Spokane Reimagined founder Erik Lowe and Spokane Valley resident said that the CCA’s funding for STA was a huge part of his vote against 2117: “It would have completely destroyed the funding mechanisms for public transit and active transportation in Washington. Spokane Transit Authority would have had to significantly scale back plans for the Division BRT and other high performance transit. While the agency couldn’t make a statement for or against the initiative, the numbers staff presented to the STA Board of Directors in the event 2117 passed were dire.

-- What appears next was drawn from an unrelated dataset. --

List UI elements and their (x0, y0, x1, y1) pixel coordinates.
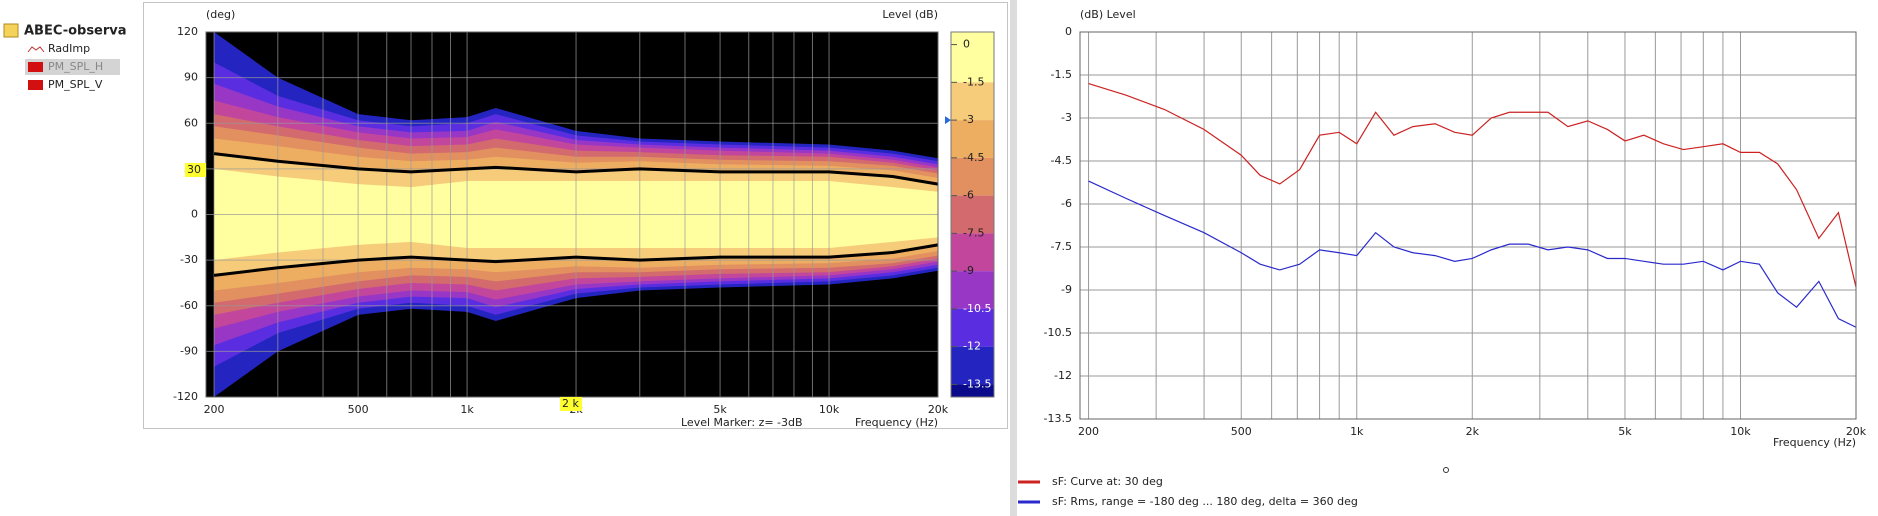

I don’t think it’s a coincidence that ‘No’ votes in Spokane County mirrored the boundaries of the Public Transit Benefit Area.”
While the minds of voters are vast and unknowable (almost as vast and unknowable as the minds of women and fish) and it’s hard to pin election results onto one specific thing, we do know that voters residing within STA’s service area were more likely to see clear and defined benefits of the Climate Commitment Act that Initiative 2117 would likely have ended.
STA’s popular Zero Fare for Youth program, for example, was paid for by a grant from the state — which in turn was funded by proceeds from the state from the carbon credit auctions. Karl Otterstrom, one of the agency’s two interim co-CEOs, told RANGE that, because of careful budgeting, STA wouldn’t have had to make immediate cuts if Initiative 2117 had passed, but it would have impacted long-term planning and meant cuts down the road.
Otterstrom said that the precinct-level results reminded him of data from eight years ago, when STA successfully ran a sales tax measure on the ballot the same year Trump was elected to his first term. Even in pro-Trump precincts within the PTBA, voters largely supported the new tax, even though it cost them money.
Most people don’t want to pay for higher gas prices, Otterstrom said, but when there are clear benefits laid out like green energy and better transit, voters across the political spectrum have shown a willingness to take a small hit to their wallet.
Soon, Otterstrom’s theory will be put to the test again.
That .02% tax, which voters authorized in 2016 by a margin of 55.79%, will need to be renewed again in 2028 before the end of Trump’s second term.
“The fact that [rejection of 2117] ties so well within the STA boundary,” along with high ridership recovery post-COVID19, “is another indicator of support in the community,” Otterstrom said.
“ We all benefit from public transportation and another car off the road,” he added. “We believe it indicates ongoing trust in STA and we’re committed to delivering on that trust.”
Editor’s Note: This story has been edited slightly to add more context about the PTBA.